A long running debate in Jordan has centered on the issue of whether teachers should be allowed to establish a professional union. The minister of Education, Khaled Toukan, yesterday flatly rejected
the idea. He cited the rejection of the higher council for interpreting the constitution, which said that public employees have no right under the constitution to form professional unions. Toukan also articulated an adamant rejection of politicizing the teaching process.
On the other hand, several teacher activists have written
a memo to the prime minister, asking for his permission to establish such a union. In the memo, they cited a designation letter from the late King Hussein to Abdulkarim Kabariti, where he expressed a desire for the establishment of a teachers union, and the Jordanian constitution which allows Jordanians to meet and form societies and unions.
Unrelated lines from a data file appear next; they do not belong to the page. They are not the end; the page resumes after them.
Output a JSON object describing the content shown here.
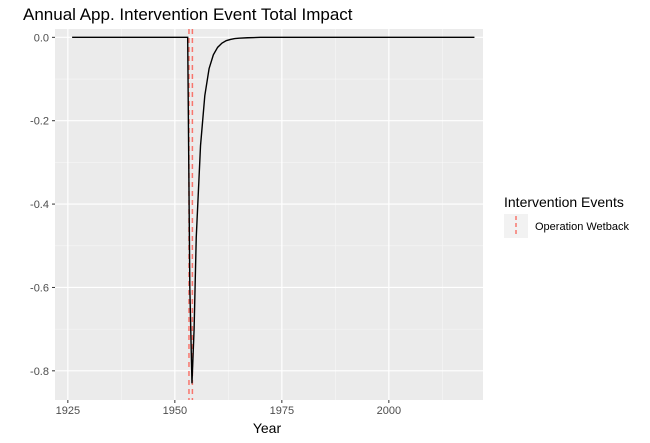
{
  "chart_data": {
    "type": "line",
    "title": "Annual App. Intervention Event Total Impact",
    "xlabel": "Year",
    "ylabel": "",
    "xlim": [
      1922,
      2022
    ],
    "ylim": [
      -0.87,
      0.02
    ],
    "x_ticks": [
      1925,
      1950,
      1975,
      2000
    ],
    "x_tick_labels": [
      "1925",
      "1950",
      "1975",
      "2000"
    ],
    "y_ticks": [
      0.0,
      -0.2,
      -0.4,
      -0.6,
      -0.8
    ],
    "y_tick_labels": [
      "0.0",
      "-0.2",
      "-0.4",
      "-0.6",
      "-0.8"
    ],
    "grid": true,
    "series": [
      {
        "color": "#000000",
        "x": [
          1926,
          1930,
          1935,
          1940,
          1945,
          1950,
          1952,
          1953,
          1953.5,
          1954,
          1954.5,
          1955,
          1956,
          1957,
          1958,
          1959,
          1960,
          1961,
          1962,
          1963,
          1964,
          1965,
          1967,
          1970,
          1975,
          1980,
          1990,
          2000,
          2010,
          2020
        ],
        "y": [
          0,
          0,
          0,
          0,
          0,
          0,
          0,
          0,
          -0.6,
          -0.83,
          -0.7,
          -0.48,
          -0.26,
          -0.14,
          -0.075,
          -0.042,
          -0.024,
          -0.014,
          -0.008,
          -0.005,
          -0.003,
          -0.002,
          -0.001,
          0,
          0,
          0,
          0,
          0,
          0,
          0
        ]
      }
    ],
    "events": [
      {
        "name": "Operation Wetback",
        "x": 1953.3,
        "color": "#f8766d"
      },
      {
        "name": "Operation Wetback",
        "x": 1954.1,
        "color": "#f8766d"
      }
    ],
    "legend": {
      "title": "Intervention Events",
      "entries": [
        "Operation Wetback"
      ],
      "placement": "right"
    }
  }
}
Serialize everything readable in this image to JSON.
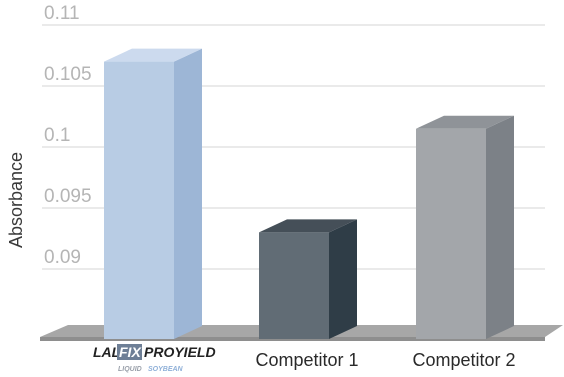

The exact wording of clause ii of article
16 states that "Jordanians are entitled to establish societies and political parties provided that the objects of such societies and parties are lawful, their methods peaceful, and their by-laws not contrary to the provisions of the Constitution."
Setting aside the constitutional debate
about the subject, the ramifications of the establishment of such a union would at best be benign and at worst devastating. Toukan referred to the politicization that would probably occur if this union is established. I totally agree. To be more specific, a small organized group of Muslim Brotherhood members would end up controlling the union, in a manner similar to what has happened in most of the other professional unions. While the façade is democratic, in reality a small fraction of the membership actually organized enough to impose their will over the apathetic majority. This week about 2200 members of the engineers union elected
their leader, who is an Islamist. 85 voted for his opponent, which leaves 57000 out of the total 59000
engineers who didn't bother to vote. While the process is technically democratic, it is unreasonable to assume that such elections produce representative leaders.
So, one might ask what is the problem with the teachers having such a union. The answer is also derived from the behavior of the existing unions. For example, unions have been intimidating members
and threatening to expel them if they decide to "normalize" with Israel. While most people are against normalization, especially in the current political climate, the fact of the matter is that it is legal for people to go to Israel and contact Israelis. It is peoples' right, whether they choose to practice it or not. So, threatening to expel people (and thus threatening their livelihood) is an illegal deprivation of a person's right. The (weak) rationalle is that the general councils of the unions, composed of all the members, have passed resolutions against normalization. The general councils, who show up when there are elections, are only a fraction of the total union membership. Moreover, they are not a legislative body that has the authority to deprive people of one of their rights.
Thus, if one were to picture a teachers union, what would happen if the general council decided not to teach "unacceptable" parts of the curriculum? The modern curriculum places a lot of emphasis on religious tolerance and civil rights. Having a group openly opposed
to the Jordanian state and its welfare representing teachers, who are entrusted with sowing positive attitudes into the consciousness of new generations, is indeed a scary thought.
The only positive aspect that can come from an organization for teachers is a demand to improve their living conditions. Teachers are painfully underpaid for their efforts, and I would hope that the government can find a way to compensate them without the need for an organized movement. Such a movement will ultimately be harmful to all involved.